Rather stupidly I care about Spurs, but my sense of disconnect is really becoming an issue. Odd to care so much given that none of us can really change a thing, as mere client reference numbers our power is somewhat minimal.
Historically across the past 20/30 years our performances against United tended towards passive. And that's a problem with our club and what disappoints me so much about today is that I feel it takes balls to go to United and win, yet we have players strolling about. Half arsed. beating themselves, being passive.
While mentioning passive I think the Ref today is passively taking it up the wrong in from either Jose or Drunk Alex.
I want to see our team contest every ball equally to the home side. Then I want them to press their style and then they should ( try ) to ram their bits down the opposition fucking throat's ! We have done it, as recently in April against a better United team. Today we did not and the game mirrored so many games over the past 20 years. Watch April's game and then watch today. It's light and day between the two performances. Backwards has been our journey since Spring.
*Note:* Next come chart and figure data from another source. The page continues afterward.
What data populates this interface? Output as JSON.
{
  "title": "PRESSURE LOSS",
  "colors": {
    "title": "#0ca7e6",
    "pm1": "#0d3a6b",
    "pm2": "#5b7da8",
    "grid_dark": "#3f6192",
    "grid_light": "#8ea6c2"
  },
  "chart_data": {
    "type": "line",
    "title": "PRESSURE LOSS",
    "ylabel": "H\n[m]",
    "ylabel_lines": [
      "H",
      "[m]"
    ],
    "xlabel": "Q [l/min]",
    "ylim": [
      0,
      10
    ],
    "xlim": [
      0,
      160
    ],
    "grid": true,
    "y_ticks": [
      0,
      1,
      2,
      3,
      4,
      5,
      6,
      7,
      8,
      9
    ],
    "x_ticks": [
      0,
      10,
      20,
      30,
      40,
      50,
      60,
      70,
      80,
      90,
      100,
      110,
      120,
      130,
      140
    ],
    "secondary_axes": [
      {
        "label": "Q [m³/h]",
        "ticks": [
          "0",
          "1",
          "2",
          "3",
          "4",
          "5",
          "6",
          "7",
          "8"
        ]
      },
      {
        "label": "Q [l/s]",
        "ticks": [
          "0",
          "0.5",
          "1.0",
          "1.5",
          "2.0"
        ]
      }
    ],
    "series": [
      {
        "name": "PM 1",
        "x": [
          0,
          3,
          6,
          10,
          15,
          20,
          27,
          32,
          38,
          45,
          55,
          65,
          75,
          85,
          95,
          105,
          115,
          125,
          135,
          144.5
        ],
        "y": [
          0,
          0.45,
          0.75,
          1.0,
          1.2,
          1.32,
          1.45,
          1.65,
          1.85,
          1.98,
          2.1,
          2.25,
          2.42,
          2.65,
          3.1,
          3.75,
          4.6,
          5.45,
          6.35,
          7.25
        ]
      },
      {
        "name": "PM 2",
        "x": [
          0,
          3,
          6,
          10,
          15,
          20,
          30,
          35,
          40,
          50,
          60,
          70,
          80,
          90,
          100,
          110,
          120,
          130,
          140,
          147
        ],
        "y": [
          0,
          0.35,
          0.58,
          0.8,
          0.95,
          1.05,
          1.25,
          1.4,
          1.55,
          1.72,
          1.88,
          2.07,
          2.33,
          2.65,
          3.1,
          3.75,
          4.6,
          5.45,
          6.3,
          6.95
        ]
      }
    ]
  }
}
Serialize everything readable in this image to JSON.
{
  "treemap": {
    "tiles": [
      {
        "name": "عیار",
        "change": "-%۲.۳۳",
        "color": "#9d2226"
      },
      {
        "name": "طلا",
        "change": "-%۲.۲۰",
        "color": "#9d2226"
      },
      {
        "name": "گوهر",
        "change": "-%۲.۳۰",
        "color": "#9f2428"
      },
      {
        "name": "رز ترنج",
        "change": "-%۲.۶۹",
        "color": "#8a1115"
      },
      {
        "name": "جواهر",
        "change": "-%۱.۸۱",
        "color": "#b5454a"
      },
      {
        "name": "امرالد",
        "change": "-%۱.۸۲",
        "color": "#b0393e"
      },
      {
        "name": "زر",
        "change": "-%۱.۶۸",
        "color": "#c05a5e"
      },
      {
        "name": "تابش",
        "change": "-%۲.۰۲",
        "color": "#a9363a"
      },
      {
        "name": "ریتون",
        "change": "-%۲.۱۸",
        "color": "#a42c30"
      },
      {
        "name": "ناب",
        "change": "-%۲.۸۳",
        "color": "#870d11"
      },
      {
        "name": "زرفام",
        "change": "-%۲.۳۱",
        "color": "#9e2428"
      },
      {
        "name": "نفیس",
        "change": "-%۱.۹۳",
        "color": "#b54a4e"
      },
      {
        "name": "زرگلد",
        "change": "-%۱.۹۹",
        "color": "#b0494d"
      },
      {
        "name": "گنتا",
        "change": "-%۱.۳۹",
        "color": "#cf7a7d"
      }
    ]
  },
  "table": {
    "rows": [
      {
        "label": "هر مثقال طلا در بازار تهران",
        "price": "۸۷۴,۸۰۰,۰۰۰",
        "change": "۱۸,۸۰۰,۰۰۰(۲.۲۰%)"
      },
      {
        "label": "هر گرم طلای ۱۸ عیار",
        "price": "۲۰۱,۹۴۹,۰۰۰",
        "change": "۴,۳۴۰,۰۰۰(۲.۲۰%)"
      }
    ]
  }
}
I can't help but feel that too many players got let off with the cluster fuck of the last 4 games of last season and they have settled into the acceptance of losers. It's a shame, but some of them should have been cut loose after what happened, they were not and now they look like turning up is their job, not putting a shift in.
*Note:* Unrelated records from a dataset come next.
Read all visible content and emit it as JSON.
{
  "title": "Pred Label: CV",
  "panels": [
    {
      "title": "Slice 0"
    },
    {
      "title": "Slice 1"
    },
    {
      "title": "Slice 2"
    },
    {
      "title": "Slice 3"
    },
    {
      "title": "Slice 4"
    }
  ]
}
Has it ever recovered since spring or am I not seeing it clearly? hard to know. I tend towards the negative with Spurs overall. Was there too many flat feet today and not enough fight, grit and determination, or am I being harsh ? Coach said we played well. Facts show we lost. My eyes showed me we were a tiny bit shit. As confusing as Elton John's life style choices.
If today was a one off, fair enough no one should knee jerk. But it's not been a one off. Big game players turn up at the big games. The only true form we have this season is a constant failure to turn up when it matters most. It's ok to lose. It's never ok to lose without giving everything, I do not feel everything was given today.